Alternatives Economiques n° 138
La TVA est-elle de droite ?
Au moment où l’Etat ne sait plus comment financer ses dépenses, et notamment la protection sociale+, Alain Lipietz éclaire de manière originale le débat sur la contribution de la TVA+ au financement+ des dépenses publiques.

Pour ne plus faire reposer le financement de la protection sociale sur les seuls salaires, on propose parfois d’en reporter une partie sur la TVA . Cette solution, moins radicale que le transfert vers l’impôt sur le revenu, s’attire parfois la critique comme quoi cela " pèsera sur les consommateurs, y compris les démunis ". Cet argument serait également valable pour l’ensemble des écotaxes et des sociotaxes (taxes à l’importation visant à compenser les distorsions de concurrence dues à la surexploitation des travailleurs dans certains pays). Très logiquement, les adversaires de la TVA sont aussi adversaires des écotaxes (" augmenter le prix de l’essence, c’est frapper les pauvres ") et des sociotaxes, dont la TVA est d’ailleurs une variante, parce qu’elle est déductible à la frontière.

En réalité, ces taxes dites " à la consommation " ne sont pas spécialement des taxes sur les consommateurs. Tel est le point essentiel à élucider d’abord. Restera ensuite à discuter de ce que l’on peut et veut obtenir par une modulation des prix via la fiscalité .

L’idée que la TVA est un impôt sur le consommateur est très répandue dans l’opinion, chez les agents du fisc et même chez certains comptables. Dans ce cas, elle serait en effet comme un impôt injuste. Car si on cherche à mesurer l’effet " social " des impôts à partir du contenu en impôts de la dépense des revenus, on dira le RMIste dépense tout ce qu’il gagne : il dépense donc 20 % de son revenu en impôts, si 20 % est le taux moyen de TVA dans le prix des biens et services qu’il consomme. En revanche, le riche qui épargne une partie de son revenu ne paie aucun impôt à la consommation sur cette part.

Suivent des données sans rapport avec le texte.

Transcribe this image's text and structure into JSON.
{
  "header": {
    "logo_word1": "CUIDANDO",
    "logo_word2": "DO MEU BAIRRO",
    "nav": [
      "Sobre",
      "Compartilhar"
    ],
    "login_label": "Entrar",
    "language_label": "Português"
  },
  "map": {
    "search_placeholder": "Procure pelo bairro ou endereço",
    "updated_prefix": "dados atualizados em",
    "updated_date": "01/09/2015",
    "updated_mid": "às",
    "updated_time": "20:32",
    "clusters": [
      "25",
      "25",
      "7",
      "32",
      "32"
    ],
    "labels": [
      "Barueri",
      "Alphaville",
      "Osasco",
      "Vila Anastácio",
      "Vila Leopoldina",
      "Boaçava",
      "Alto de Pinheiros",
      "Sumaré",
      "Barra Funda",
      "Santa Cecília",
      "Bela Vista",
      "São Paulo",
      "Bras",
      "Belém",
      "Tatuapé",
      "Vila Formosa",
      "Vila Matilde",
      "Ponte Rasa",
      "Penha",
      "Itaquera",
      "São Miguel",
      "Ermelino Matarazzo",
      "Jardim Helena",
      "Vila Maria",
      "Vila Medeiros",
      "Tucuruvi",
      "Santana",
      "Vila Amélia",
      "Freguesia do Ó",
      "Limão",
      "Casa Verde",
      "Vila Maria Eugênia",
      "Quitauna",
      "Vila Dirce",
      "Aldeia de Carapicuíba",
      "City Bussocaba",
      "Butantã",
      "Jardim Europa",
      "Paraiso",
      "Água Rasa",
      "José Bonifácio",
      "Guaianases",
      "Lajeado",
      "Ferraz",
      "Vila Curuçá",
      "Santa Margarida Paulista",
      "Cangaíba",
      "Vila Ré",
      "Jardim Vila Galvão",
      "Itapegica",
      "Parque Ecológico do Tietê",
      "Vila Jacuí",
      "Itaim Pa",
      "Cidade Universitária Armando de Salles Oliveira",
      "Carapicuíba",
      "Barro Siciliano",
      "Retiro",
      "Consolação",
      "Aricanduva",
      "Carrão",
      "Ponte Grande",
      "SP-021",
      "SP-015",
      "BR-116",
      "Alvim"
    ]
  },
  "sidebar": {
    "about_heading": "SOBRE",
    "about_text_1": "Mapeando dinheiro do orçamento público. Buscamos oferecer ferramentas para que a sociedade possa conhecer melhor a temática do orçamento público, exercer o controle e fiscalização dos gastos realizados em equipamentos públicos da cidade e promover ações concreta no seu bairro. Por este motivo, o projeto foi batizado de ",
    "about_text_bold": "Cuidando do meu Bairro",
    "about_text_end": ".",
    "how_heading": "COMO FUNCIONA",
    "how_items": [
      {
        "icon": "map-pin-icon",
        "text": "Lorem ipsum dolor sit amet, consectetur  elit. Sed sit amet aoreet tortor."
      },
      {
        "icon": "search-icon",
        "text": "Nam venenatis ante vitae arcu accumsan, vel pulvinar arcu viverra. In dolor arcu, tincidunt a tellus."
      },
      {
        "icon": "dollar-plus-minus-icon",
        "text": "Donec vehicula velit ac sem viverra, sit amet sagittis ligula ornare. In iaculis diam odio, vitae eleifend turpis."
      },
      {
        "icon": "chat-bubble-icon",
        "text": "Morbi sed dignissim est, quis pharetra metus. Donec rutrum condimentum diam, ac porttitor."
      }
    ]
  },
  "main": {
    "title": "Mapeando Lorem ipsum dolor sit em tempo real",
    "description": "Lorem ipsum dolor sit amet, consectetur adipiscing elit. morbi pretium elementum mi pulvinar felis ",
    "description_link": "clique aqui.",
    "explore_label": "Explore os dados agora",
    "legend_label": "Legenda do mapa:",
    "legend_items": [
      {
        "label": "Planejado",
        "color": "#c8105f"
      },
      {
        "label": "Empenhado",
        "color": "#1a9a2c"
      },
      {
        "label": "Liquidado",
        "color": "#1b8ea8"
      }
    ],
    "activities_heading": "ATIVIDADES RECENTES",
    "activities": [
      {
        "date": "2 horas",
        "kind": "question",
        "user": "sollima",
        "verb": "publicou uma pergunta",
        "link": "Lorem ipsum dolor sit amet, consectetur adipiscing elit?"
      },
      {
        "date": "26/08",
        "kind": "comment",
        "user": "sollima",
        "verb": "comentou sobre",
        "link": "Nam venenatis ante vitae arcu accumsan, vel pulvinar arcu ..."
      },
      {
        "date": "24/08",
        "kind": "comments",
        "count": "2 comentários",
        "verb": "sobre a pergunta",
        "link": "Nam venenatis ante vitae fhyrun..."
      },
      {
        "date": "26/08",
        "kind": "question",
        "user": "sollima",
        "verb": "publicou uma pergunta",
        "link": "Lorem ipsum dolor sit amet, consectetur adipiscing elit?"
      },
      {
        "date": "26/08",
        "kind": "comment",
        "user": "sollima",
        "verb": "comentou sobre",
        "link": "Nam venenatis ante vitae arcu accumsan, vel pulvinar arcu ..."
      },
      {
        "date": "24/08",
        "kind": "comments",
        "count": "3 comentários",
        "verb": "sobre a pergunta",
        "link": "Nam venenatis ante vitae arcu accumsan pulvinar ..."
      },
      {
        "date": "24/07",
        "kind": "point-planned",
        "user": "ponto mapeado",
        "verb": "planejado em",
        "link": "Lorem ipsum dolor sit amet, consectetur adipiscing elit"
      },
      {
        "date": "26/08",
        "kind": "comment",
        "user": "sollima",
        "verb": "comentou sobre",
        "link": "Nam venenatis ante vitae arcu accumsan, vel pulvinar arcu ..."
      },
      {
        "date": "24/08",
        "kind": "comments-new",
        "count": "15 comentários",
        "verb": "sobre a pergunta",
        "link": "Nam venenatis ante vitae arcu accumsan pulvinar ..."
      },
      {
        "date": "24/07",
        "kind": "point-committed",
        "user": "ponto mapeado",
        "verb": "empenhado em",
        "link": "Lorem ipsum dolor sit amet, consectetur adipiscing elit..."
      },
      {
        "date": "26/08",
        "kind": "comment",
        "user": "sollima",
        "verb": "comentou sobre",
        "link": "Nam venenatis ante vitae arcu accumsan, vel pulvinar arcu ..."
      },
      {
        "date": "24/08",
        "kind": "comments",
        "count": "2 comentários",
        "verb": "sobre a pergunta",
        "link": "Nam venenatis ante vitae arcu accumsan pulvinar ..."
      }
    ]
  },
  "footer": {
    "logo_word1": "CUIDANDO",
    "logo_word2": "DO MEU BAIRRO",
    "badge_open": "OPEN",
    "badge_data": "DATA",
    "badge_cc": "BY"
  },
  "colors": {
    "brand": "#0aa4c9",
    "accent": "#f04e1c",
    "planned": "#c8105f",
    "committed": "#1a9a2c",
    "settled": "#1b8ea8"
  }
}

Démonstration séduisante, mais totalement fausse, comme l’on montré les économistes spécialistes de la question, par exemple Bruno Théret [1].

D’abord, dire que le riche ne paie pas de taxe à la consommation sur la part de son revenu qu’il épargne est une remarque sans intérêt. Car il consommera un jour cette épargne, augmentée d’intérêts et de dividendes (en yacht, caviar...), et on peut faire en sorte que la TVA soit plus forte sur ces produits-là. Ou bien il s’interdit à jamais de consommer ce pouvoir d’achat indéfiniment virtuel, lui, ses enfants et jusqu’à la septième génération : écologiquement parlant, ce n’est alors pas plus mal et, socialement parlant, cela revient à un resserrement de la hiérarchie des niveaux de vie. [2]. Quand à l’accumulation de capital que permet cette épargne, elle ne peut être corrigée que par un impôt sur le capital.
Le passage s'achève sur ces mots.